The craft isn't any less scarce. If anything, only more. The craft of building wooden furniture is just as scarce as ever, despite the existence of Ikea.

pjmlp|2 months ago

Which is the only woodworkers that survive are the ones with enough customers willing to pay premium prices for furniture, or lucky to live in countries where Ikea like shops aren't yet a thing.

Antibabelic|2 months ago

They are also the people who are able to see the most clearly how subpar generative-AI output is. When you can't find a single spot without AI slop to rest your eyes on and see it get so much praise, it's natural to take it as a direct insult to your work.
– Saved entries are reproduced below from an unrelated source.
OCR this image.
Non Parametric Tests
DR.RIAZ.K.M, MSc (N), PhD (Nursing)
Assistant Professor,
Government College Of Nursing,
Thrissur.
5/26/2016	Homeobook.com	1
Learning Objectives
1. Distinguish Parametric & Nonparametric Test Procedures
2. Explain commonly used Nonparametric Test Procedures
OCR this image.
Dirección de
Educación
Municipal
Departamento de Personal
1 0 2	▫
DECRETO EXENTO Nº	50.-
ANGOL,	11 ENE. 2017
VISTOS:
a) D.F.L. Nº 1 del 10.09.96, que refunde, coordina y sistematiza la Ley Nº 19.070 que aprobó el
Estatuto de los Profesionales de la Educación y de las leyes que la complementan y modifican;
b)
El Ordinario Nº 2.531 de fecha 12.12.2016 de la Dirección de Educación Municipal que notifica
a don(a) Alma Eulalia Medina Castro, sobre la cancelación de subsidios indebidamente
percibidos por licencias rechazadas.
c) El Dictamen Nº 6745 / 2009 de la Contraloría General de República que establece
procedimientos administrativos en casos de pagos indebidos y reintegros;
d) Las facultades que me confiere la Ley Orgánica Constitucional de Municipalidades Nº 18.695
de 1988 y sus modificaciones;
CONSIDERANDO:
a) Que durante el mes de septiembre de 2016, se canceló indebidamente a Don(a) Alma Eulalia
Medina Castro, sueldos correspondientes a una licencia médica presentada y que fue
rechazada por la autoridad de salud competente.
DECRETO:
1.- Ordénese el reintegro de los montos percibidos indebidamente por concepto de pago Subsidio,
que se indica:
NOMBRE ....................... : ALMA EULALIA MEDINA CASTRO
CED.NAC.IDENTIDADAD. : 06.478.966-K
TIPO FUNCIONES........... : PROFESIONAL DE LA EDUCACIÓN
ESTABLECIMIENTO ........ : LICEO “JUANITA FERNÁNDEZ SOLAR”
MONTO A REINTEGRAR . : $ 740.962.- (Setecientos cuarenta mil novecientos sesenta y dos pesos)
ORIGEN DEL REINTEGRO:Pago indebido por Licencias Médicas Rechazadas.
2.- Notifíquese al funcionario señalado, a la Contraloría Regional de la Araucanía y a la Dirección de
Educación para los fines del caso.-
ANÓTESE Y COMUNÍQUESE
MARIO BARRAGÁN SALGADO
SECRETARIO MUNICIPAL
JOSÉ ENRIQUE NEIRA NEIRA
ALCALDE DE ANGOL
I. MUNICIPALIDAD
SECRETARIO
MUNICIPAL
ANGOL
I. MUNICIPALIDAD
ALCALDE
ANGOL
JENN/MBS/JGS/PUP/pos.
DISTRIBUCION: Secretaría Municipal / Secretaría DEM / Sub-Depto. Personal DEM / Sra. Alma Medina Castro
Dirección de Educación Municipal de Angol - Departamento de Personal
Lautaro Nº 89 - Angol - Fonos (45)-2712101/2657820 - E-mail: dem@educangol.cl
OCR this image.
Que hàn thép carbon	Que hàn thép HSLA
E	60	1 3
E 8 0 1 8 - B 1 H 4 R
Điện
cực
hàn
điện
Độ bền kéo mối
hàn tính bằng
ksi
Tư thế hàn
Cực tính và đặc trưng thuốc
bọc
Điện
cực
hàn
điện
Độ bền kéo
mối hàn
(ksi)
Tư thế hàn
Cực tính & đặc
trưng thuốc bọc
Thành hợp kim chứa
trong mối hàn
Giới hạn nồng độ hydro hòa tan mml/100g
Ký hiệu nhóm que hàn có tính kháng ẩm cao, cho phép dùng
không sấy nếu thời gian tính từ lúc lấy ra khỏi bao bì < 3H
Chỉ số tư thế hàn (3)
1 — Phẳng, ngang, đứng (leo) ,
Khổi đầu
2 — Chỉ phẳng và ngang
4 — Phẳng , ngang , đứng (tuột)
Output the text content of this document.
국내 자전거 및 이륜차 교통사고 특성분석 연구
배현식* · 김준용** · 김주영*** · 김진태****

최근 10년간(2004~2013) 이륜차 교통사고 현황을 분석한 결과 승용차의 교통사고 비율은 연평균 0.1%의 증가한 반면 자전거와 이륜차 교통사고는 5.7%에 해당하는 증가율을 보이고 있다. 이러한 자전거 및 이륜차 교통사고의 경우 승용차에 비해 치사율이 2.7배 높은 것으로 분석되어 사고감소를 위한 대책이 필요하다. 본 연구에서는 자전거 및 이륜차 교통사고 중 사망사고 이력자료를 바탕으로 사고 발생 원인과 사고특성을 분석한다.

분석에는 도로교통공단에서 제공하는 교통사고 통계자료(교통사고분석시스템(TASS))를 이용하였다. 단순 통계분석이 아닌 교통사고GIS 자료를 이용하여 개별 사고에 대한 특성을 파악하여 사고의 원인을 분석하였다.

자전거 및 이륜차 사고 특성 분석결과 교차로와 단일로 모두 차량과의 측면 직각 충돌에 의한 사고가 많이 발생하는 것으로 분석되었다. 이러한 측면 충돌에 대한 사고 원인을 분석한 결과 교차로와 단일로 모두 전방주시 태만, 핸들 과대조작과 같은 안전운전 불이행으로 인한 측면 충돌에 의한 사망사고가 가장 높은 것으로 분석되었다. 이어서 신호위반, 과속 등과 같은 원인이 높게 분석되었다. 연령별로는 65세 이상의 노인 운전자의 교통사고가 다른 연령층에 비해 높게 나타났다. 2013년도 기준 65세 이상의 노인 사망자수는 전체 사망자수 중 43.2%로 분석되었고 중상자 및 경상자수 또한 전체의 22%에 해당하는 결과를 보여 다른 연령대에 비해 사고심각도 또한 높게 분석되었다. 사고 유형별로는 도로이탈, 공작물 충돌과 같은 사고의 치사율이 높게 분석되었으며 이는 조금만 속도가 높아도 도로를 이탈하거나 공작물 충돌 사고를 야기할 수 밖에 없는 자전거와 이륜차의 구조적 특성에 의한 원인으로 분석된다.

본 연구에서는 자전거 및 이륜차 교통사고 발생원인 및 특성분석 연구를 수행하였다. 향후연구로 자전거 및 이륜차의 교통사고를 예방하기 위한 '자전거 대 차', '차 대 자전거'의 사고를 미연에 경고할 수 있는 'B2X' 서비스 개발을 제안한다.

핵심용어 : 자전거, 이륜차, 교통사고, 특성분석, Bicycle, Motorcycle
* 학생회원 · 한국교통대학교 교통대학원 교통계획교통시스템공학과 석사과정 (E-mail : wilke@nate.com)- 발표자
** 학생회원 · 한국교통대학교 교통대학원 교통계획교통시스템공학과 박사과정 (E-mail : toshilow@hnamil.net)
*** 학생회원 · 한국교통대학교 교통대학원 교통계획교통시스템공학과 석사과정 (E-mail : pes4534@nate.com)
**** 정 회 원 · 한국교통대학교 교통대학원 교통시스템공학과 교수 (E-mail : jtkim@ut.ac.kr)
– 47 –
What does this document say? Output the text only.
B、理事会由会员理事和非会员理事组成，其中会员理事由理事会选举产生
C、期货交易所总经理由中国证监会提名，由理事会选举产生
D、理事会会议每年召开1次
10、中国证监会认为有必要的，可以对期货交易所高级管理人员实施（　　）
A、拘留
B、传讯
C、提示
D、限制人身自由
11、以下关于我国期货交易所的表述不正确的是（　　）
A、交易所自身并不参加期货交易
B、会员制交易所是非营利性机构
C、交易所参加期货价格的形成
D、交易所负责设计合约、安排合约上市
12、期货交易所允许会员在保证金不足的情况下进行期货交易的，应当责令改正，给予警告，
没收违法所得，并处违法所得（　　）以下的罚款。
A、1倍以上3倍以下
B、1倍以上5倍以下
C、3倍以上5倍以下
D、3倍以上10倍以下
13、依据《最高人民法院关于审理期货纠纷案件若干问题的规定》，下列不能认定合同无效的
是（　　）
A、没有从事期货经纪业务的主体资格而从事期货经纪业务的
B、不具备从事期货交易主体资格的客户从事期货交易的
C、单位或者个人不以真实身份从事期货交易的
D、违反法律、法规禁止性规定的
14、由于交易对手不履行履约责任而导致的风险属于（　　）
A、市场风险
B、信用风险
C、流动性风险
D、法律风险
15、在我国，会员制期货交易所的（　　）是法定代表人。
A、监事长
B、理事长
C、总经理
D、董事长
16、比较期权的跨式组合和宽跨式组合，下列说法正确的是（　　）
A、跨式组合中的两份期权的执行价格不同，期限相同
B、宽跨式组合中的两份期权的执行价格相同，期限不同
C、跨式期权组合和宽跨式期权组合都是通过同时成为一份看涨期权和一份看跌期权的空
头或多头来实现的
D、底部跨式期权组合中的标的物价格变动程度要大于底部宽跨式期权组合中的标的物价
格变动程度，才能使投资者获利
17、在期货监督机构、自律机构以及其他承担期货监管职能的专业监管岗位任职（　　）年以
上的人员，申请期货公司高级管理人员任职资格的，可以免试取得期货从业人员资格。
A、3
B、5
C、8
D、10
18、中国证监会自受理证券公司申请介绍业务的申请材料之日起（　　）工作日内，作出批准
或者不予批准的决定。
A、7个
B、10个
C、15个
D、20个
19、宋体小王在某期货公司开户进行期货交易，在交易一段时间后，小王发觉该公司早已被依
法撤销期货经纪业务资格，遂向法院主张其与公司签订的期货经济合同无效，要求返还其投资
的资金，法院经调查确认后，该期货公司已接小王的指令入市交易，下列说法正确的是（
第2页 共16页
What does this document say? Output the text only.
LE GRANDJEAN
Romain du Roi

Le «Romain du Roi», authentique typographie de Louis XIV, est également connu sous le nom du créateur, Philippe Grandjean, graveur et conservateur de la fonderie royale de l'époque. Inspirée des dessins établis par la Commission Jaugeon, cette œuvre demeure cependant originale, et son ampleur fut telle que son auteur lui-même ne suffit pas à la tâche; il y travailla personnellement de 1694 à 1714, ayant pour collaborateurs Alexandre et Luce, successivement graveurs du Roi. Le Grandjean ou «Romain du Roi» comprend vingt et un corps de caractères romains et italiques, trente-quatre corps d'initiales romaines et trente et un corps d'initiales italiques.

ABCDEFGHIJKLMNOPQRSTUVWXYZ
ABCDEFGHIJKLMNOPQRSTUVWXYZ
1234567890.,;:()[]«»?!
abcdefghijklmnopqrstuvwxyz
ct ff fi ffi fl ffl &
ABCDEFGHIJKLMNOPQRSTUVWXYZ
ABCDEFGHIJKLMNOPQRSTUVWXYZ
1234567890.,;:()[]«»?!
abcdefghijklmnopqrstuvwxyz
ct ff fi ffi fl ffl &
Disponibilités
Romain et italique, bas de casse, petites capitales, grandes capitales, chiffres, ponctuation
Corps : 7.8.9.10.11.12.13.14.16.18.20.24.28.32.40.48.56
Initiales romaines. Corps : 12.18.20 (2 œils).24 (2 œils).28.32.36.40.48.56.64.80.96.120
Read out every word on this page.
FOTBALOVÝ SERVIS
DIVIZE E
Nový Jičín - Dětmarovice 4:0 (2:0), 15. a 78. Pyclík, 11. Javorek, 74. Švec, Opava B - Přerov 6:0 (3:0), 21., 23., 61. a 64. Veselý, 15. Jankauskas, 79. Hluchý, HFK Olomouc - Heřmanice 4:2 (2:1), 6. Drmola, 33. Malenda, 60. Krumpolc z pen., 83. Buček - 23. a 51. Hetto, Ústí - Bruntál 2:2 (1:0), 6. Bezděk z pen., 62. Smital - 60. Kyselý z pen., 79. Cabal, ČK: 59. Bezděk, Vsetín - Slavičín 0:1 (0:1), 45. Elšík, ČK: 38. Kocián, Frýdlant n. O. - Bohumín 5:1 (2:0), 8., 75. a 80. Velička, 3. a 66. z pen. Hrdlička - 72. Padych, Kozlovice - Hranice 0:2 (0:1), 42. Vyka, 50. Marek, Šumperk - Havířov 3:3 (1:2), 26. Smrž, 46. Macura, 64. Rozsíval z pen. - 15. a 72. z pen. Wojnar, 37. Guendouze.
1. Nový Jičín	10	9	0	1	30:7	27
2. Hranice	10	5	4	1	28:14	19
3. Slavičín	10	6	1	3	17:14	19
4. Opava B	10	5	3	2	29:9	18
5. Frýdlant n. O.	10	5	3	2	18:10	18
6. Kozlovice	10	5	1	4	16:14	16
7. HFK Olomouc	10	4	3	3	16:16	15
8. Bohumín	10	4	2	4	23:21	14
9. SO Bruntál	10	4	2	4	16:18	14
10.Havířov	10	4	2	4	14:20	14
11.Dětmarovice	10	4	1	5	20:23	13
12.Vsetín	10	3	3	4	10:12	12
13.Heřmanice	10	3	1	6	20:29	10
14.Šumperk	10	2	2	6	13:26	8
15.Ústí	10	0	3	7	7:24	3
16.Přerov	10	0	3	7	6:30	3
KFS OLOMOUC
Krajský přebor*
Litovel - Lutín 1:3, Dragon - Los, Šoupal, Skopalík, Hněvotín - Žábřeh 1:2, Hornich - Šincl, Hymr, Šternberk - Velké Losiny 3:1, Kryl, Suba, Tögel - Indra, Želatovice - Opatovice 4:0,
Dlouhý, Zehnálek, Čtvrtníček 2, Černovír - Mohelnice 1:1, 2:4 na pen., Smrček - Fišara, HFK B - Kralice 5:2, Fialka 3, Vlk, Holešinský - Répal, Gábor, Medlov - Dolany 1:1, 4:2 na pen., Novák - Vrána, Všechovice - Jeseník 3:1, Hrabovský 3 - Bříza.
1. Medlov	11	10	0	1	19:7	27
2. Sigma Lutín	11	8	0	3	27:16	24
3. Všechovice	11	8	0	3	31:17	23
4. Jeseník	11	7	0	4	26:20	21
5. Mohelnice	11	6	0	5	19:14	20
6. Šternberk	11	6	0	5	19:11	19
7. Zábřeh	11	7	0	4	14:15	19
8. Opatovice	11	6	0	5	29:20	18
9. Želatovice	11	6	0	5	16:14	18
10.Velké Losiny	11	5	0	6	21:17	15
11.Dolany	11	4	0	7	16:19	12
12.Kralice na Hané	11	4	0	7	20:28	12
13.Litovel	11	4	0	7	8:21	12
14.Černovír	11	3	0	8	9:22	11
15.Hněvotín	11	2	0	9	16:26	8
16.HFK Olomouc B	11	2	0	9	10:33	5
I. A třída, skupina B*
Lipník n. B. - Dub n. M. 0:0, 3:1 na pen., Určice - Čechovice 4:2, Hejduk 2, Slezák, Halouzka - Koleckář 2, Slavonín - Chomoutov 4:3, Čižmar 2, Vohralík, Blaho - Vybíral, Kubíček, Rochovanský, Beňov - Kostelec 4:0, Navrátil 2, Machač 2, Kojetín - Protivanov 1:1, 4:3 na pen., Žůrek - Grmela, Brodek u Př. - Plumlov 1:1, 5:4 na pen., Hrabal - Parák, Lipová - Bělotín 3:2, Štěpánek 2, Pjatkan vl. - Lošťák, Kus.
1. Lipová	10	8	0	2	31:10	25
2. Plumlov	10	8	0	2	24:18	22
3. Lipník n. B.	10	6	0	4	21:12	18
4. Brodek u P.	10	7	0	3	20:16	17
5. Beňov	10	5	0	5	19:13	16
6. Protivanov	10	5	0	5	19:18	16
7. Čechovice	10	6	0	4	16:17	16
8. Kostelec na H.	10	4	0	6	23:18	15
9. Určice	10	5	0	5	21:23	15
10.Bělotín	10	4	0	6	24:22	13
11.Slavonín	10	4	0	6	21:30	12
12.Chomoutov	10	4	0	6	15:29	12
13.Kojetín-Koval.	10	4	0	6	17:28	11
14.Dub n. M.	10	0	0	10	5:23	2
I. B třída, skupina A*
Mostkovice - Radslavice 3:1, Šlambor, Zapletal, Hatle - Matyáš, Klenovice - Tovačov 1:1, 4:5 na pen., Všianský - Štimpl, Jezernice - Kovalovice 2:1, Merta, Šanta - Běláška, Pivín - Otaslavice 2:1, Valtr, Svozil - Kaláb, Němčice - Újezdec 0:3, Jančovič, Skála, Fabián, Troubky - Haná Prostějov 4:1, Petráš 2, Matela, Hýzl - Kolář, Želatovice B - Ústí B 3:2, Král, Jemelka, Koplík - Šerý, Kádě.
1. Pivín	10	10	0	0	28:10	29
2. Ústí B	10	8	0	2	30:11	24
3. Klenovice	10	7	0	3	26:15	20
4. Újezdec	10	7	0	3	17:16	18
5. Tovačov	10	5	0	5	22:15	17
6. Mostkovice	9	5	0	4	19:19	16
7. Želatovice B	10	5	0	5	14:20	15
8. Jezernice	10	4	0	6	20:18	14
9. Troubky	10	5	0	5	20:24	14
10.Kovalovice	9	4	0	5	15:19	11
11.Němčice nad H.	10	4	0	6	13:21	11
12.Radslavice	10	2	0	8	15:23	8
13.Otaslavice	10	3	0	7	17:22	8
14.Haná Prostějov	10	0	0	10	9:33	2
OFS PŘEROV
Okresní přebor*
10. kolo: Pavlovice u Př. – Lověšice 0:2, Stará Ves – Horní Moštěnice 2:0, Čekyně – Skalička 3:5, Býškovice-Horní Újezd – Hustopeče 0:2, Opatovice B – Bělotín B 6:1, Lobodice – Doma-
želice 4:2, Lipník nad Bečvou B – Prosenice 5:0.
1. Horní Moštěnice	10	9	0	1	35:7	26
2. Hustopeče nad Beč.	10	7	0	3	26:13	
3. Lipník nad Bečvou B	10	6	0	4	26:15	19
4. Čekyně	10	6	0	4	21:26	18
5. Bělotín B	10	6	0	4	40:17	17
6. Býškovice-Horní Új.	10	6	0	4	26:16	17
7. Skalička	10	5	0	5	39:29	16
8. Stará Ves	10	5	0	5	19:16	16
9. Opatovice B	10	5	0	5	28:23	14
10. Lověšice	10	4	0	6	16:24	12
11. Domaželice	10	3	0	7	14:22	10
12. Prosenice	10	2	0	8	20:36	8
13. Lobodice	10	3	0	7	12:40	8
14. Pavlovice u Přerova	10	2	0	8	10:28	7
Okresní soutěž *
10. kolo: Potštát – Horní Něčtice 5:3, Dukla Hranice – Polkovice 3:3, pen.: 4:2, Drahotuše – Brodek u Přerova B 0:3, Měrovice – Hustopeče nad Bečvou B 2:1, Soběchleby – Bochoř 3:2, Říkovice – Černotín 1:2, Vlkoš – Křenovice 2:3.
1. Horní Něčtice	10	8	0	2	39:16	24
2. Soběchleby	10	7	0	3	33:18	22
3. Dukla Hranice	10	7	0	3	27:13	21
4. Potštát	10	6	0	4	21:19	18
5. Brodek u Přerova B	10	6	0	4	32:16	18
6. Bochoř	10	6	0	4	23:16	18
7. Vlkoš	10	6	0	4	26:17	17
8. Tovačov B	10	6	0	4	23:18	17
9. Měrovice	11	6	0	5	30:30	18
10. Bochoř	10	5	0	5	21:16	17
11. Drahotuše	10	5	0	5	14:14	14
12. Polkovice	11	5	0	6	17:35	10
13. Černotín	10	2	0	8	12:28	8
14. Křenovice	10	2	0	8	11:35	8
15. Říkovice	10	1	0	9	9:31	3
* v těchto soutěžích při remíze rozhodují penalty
sjsdaiuasgdia|2 months ago

Yes, the general acceptance of generally mediocre AI output is quite frustrating.

Cool, you "made" that image that looks like ass. Great, you "wrote" that blog post with terrible phrasing and far too many words. Congrats, I guess.

venturecruelty|2 months ago

I mean, I would still hate to be replaced by some chat bot (without being fairly compensated because, societally, it's kind of a dick move for every company to just fire thousands of people and then nobody can find a job elsewhere), but I wouldn't be as mad if the damn tools actually worked. They don't. It's one thing to be laid off, it's another to be laid off, ostensibly, to be replaced by some tool that isn't even actually thinking or reasoning, just crapping out garbage.

And I will not be replying to anyone who trots out their personal AI success story. I'm not interested.

DrSiemer|2 months ago

The tech works well enough to function as an excuse for massive layoffs. When all that is over, companies can start hiring again. Probably with a preference for employees that can demonstrate affinity with the new tools.